Sometimes I feel my city of Malibu and neighborhood of Point Dume is becoming less a stunning singular coastal enclave , and more a non descript monopoly board; where a house is less a home and more an investment, a safe deposit box of sorts.
What is happening in Malibu and several other desirable neighborhoods in Southern California is that housing is becoming more and more difficult for most families to buy.
That is unless they have deep pocket parents, or they themselves are obscenely wealthy, thanks to our inequitable economy, as I comment on an upcoming 97.5 KBU, radiomalibu.net and select websites.
Though difficult to track more than anecdotally, an increasing number of houses on select streets are being snapped up as weekend retreats.
These buyers are known as zombie owners. If and when seen, they tend not to be friendly, and not particularly concerned with issues beyond their locked gates. So much for a sense of community
I am, of course, prejudice, having grown up in Brooklyn, in an neighborhood where you hung out on stoops, and everyone knew everyone, and their business. I later lived in a gritty East Harlem project tower, but its lobby, streets and playgrounds were friendly.
A sense of community also persisted later, when raising a family in Princeton, New Jersey and Port Washington, Long Island. Schools and local politics bonded you.
It was the same when I moved to L.A., in Santa Monica, with a few more kids in tow, before the wife found a house she loved in Malibu. That was 20 years ago.
There living across the street was an elderly couple in a house shared by their reclusive son and several dogs. We and our parade of pets became friendly, keeping an eye on each other. But they sadly passed, as did the dogs, and in time their inconsolable son. The house was put up for sale.
We looked forward with trepidation to whom would buy, and perhaps demolish it and construct a macmansion, as what was happening in our former Santa Monica neighborhood.
Ironically, I had been quite critical of this trend in my writings 25 years ago, and immodestly am credited by Wikipedia with having indirectly coined the phrase.
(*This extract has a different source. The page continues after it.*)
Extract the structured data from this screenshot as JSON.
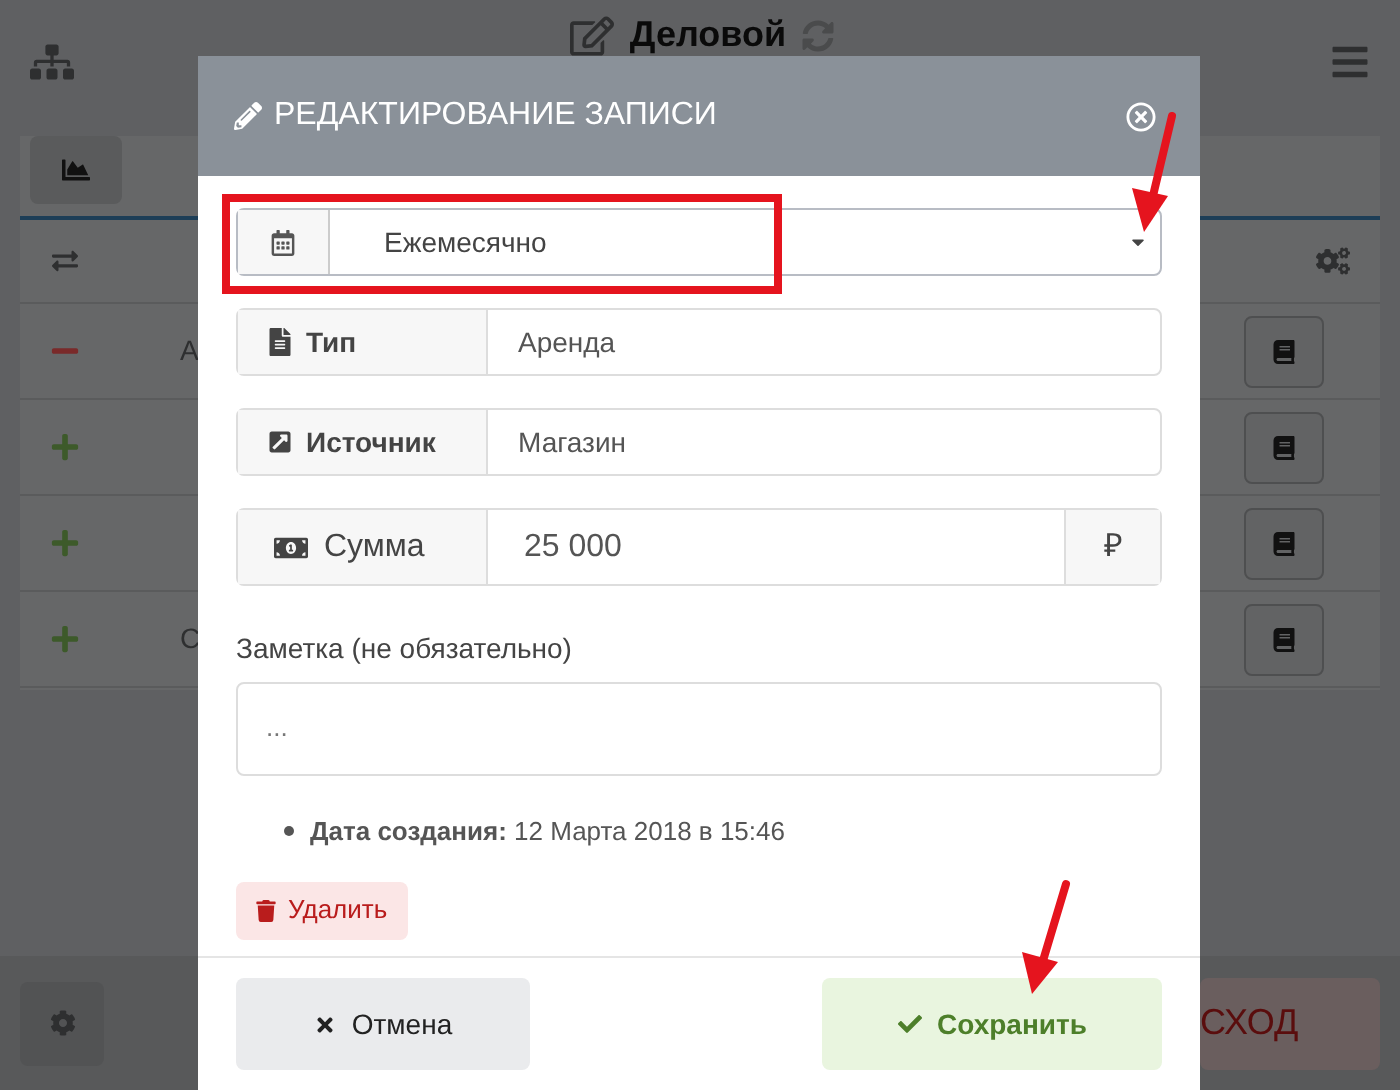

Of course, neighborhoods transform. My Brooklyn once populated with European Jews is now a hipster haven. Who would have guessed. If there is one constant in cities it is change.
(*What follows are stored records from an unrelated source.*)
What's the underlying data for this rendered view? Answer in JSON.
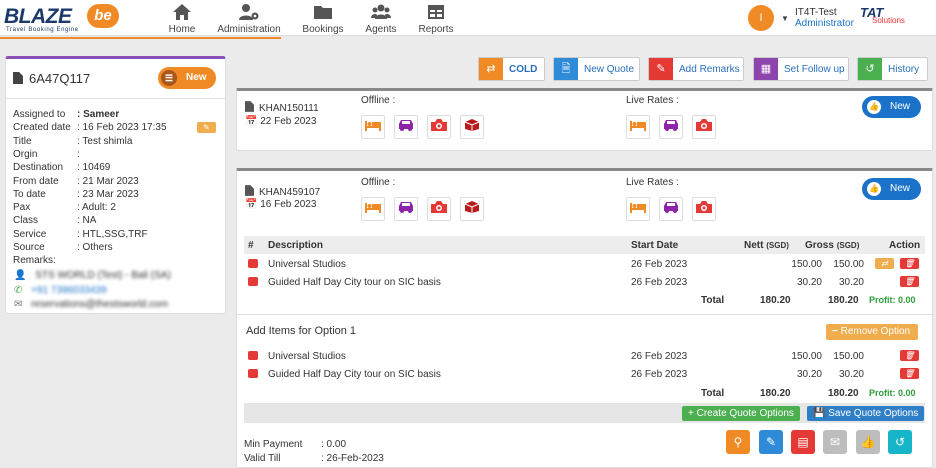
{
  "brand": {
    "logo_word": "BLAZE",
    "logo_badge": "be",
    "tagline": "Travel Booking Engine",
    "partner_name": "TAT",
    "partner_sub": "Solutions"
  },
  "nav": [
    {
      "label": "Home",
      "icon": "home-icon"
    },
    {
      "label": "Administration",
      "icon": "users-cog-icon"
    },
    {
      "label": "Bookings",
      "icon": "folder-icon"
    },
    {
      "label": "Agents",
      "icon": "agents-icon"
    },
    {
      "label": "Reports",
      "icon": "table-icon"
    }
  ],
  "user": {
    "initial": "I",
    "name": "IT4T-Test",
    "role": "Administrator"
  },
  "quote": {
    "id": "6A47Q117",
    "status": "New",
    "fields": [
      {
        "k": "Assigned to",
        "v": ": Sameer"
      },
      {
        "k": "Created date",
        "v": ": 16 Feb 2023 17:35"
      },
      {
        "k": "Title",
        "v": ": Test shimla"
      },
      {
        "k": "Orgin",
        "v": ":"
      },
      {
        "k": "Destination",
        "v": ": 10469"
      },
      {
        "k": "From date",
        "v": ": 21 Mar 2023"
      },
      {
        "k": "To date",
        "v": ": 23 Mar 2023"
      },
      {
        "k": "Pax",
        "v": ": Adult: 2"
      },
      {
        "k": "Class",
        "v": ": NA"
      },
      {
        "k": "Service",
        "v": ": HTL,SSG,TRF"
      },
      {
        "k": "Source",
        "v": ": Others"
      }
    ],
    "remarks_label": "Remarks:",
    "contacts": [
      "STS WORLD (Test) - Bali (SA)",
      "+91 7396033439",
      "reservations@thestsworld.com"
    ]
  },
  "toolbar": {
    "cold": "COLD",
    "new_quote": "New Quote",
    "add_remarks": "Add Remarks",
    "set_follow_up": "Set Follow up",
    "history": "History"
  },
  "option1": {
    "code": "KHAN150111",
    "date": "22 Feb 2023",
    "offline_label": "Offline :",
    "live_label": "Live Rates :",
    "status": "New"
  },
  "option2": {
    "code": "KHAN459107",
    "date": "16 Feb 2023",
    "offline_label": "Offline :",
    "live_label": "Live Rates :",
    "status": "New",
    "headers": {
      "num": "#",
      "desc": "Description",
      "start": "Start Date",
      "nett": "Nett",
      "nett_cur": "(SGD)",
      "gross": "Gross",
      "gross_cur": "(SGD)",
      "action": "Action"
    },
    "items": [
      {
        "desc": "Universal Studios",
        "start": "26 Feb 2023",
        "nett": "150.00",
        "gross": "150.00"
      },
      {
        "desc": "Guided Half Day City tour on SIC basis",
        "start": "26 Feb 2023",
        "nett": "30.20",
        "gross": "30.20"
      }
    ],
    "total_label": "Total",
    "total_nett": "180.20",
    "total_gross": "180.20",
    "profit": "Profit: 0.00",
    "add_items_label": "Add Items for Option 1",
    "remove_option": "Remove Option",
    "add_items": [
      {
        "desc": "Universal Studios",
        "start": "26 Feb 2023",
        "nett": "150.00",
        "gross": "150.00"
      },
      {
        "desc": "Guided Half Day City tour on SIC basis",
        "start": "26 Feb 2023",
        "nett": "30.20",
        "gross": "30.20"
      }
    ],
    "total2_nett": "180.20",
    "total2_gross": "180.20",
    "profit2": "Profit: 0.00",
    "create_options": "Create Quote Options",
    "save_options": "Save Quote Options",
    "min_payment_label": "Min Payment",
    "min_payment": ": 0.00",
    "valid_till_label": "Valid Till",
    "valid_till": ": 26-Feb-2023"
  },
  "colors": {
    "orange": "#f08a24",
    "blue": "#1a73c9",
    "red": "#e53935",
    "purple": "#8e44ad",
    "green": "#4caf50",
    "teal": "#17b5c9"
  }
}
We were relieved when a pleasant couple with two children bought it 3 years ago, and proceeded to attractively rebuild the house, and landscape it.
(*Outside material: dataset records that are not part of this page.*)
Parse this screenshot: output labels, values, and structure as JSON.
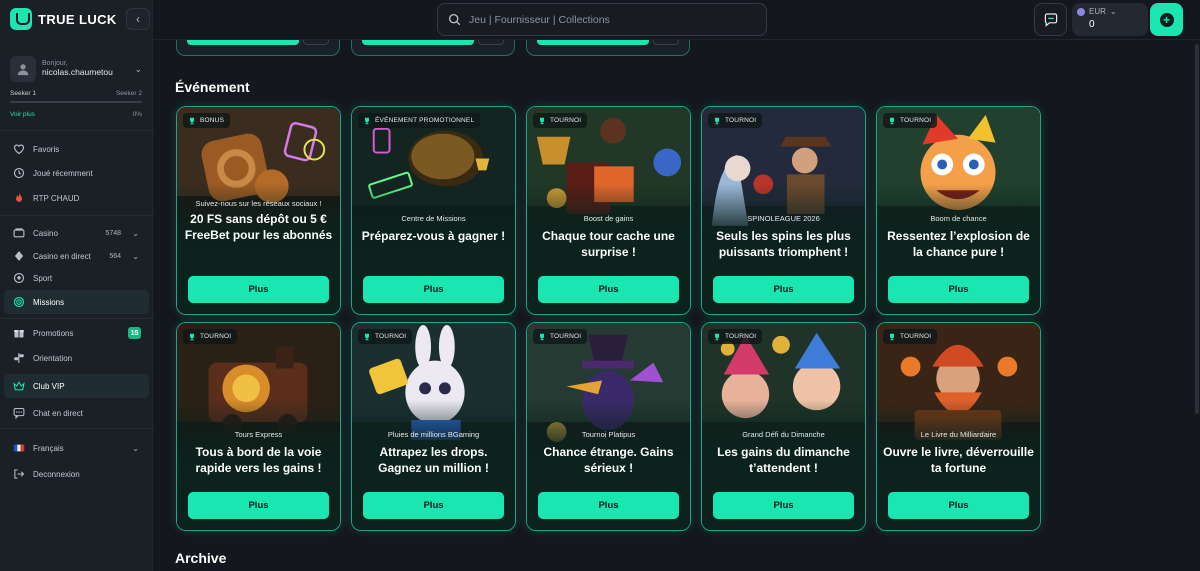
{
  "brand": {
    "name": "TRUE LUCK"
  },
  "user": {
    "greeting": "Bonjour,",
    "name": "nicolas.chaumetou"
  },
  "level": {
    "current": "Seeker 1",
    "next": "Seeker 2",
    "voir_plus": "Voir plus",
    "progress_text": "0%",
    "progress": 0
  },
  "sidebar": {
    "items": [
      {
        "label": "Favoris",
        "icon": "heart-icon"
      },
      {
        "label": "Joué récemment",
        "icon": "clock-icon"
      },
      {
        "label": "RTP CHAUD",
        "icon": "fire-icon"
      },
      {
        "label": "Casino",
        "icon": "casino-icon",
        "count": "5748"
      },
      {
        "label": "Casino en direct",
        "icon": "live-casino-icon",
        "count": "564"
      },
      {
        "label": "Sport",
        "icon": "sport-icon"
      },
      {
        "label": "Missions",
        "icon": "missions-icon"
      },
      {
        "label": "Promotions",
        "icon": "gift-icon",
        "badge": "15"
      },
      {
        "label": "Orientation",
        "icon": "signpost-icon"
      },
      {
        "label": "Club VIP",
        "icon": "crown-icon"
      },
      {
        "label": "Chat en direct",
        "icon": "chat-icon"
      },
      {
        "label": "Français",
        "icon": "flag-icon"
      },
      {
        "label": "Deconnexion",
        "icon": "logout-icon"
      }
    ]
  },
  "search": {
    "placeholder": "Jeu | Fournisseur | Collections"
  },
  "wallet": {
    "currency": "EUR",
    "amount": "0"
  },
  "sections": {
    "event_title": "Événement",
    "archive_title": "Archive"
  },
  "cards": [
    {
      "badge": "BONUS",
      "subtitle": "Suivez-nous sur les réseaux sociaux !",
      "headline": "20 FS sans dépôt ou 5 € FreeBet pour les abonnés",
      "button": "Plus"
    },
    {
      "badge": "ÉVÉNEMENT PROMOTIONNEL",
      "subtitle": "Centre de Missions",
      "headline": "Préparez-vous à gagner !",
      "button": "Plus"
    },
    {
      "badge": "TOURNOI",
      "subtitle": "Boost de gains",
      "headline": "Chaque tour cache une surprise !",
      "button": "Plus"
    },
    {
      "badge": "TOURNOI",
      "subtitle": "SPINOLEAGUE 2026",
      "headline": "Seuls les spins les plus puissants triomphent !",
      "button": "Plus"
    },
    {
      "badge": "TOURNOI",
      "subtitle": "Boom de chance",
      "headline": "Ressentez l’explosion de la chance pure !",
      "button": "Plus"
    },
    {
      "badge": "TOURNOI",
      "subtitle": "Tours Express",
      "headline": "Tous à bord de la voie rapide vers les gains !",
      "button": "Plus"
    },
    {
      "badge": "TOURNOI",
      "subtitle": "Pluies de millions BGaming",
      "headline": "Attrapez les drops. Gagnez un million !",
      "button": "Plus"
    },
    {
      "badge": "TOURNOI",
      "subtitle": "Tournoi Platipus",
      "headline": "Chance étrange. Gains sérieux !",
      "button": "Plus"
    },
    {
      "badge": "TOURNOI",
      "subtitle": "Grand Défi du Dimanche",
      "headline": "Les gains du dimanche t’attendent !",
      "button": "Plus"
    },
    {
      "badge": "TOURNOI",
      "subtitle": "Le Livre du Milliardaire",
      "headline": "Ouvre le livre, déverrouille ta fortune",
      "button": "Plus"
    }
  ],
  "colors": {
    "accent": "#19e6b0",
    "background": "#14171d",
    "sidebar": "#1b1f26",
    "card_border": "#1fa48c"
  }
}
But now they have put up their homey house up for sale. The taxes, mortgage, college costs, a wavering economy, a rising real estate market, whatever the reason, they are moving. Call it flipping or not, they seem sad to move. We wish them luck.
So, we are again hoping someone doesn’t buy to demolish the house for a macmansion Or use it as a weekend retreat, or a party house, and on the side, rent it out as an airbnb. Worse could be a clinic. There are certainly enough of them in Malibu already.
You have to worry, given the city’s planning passivity and reluctance to get involved, and Malibu’s avaricious lawyers and realtors.
It’s Malibu Jake, where, the saying, “there goes the neighborhood,” is becoming more than a cliché.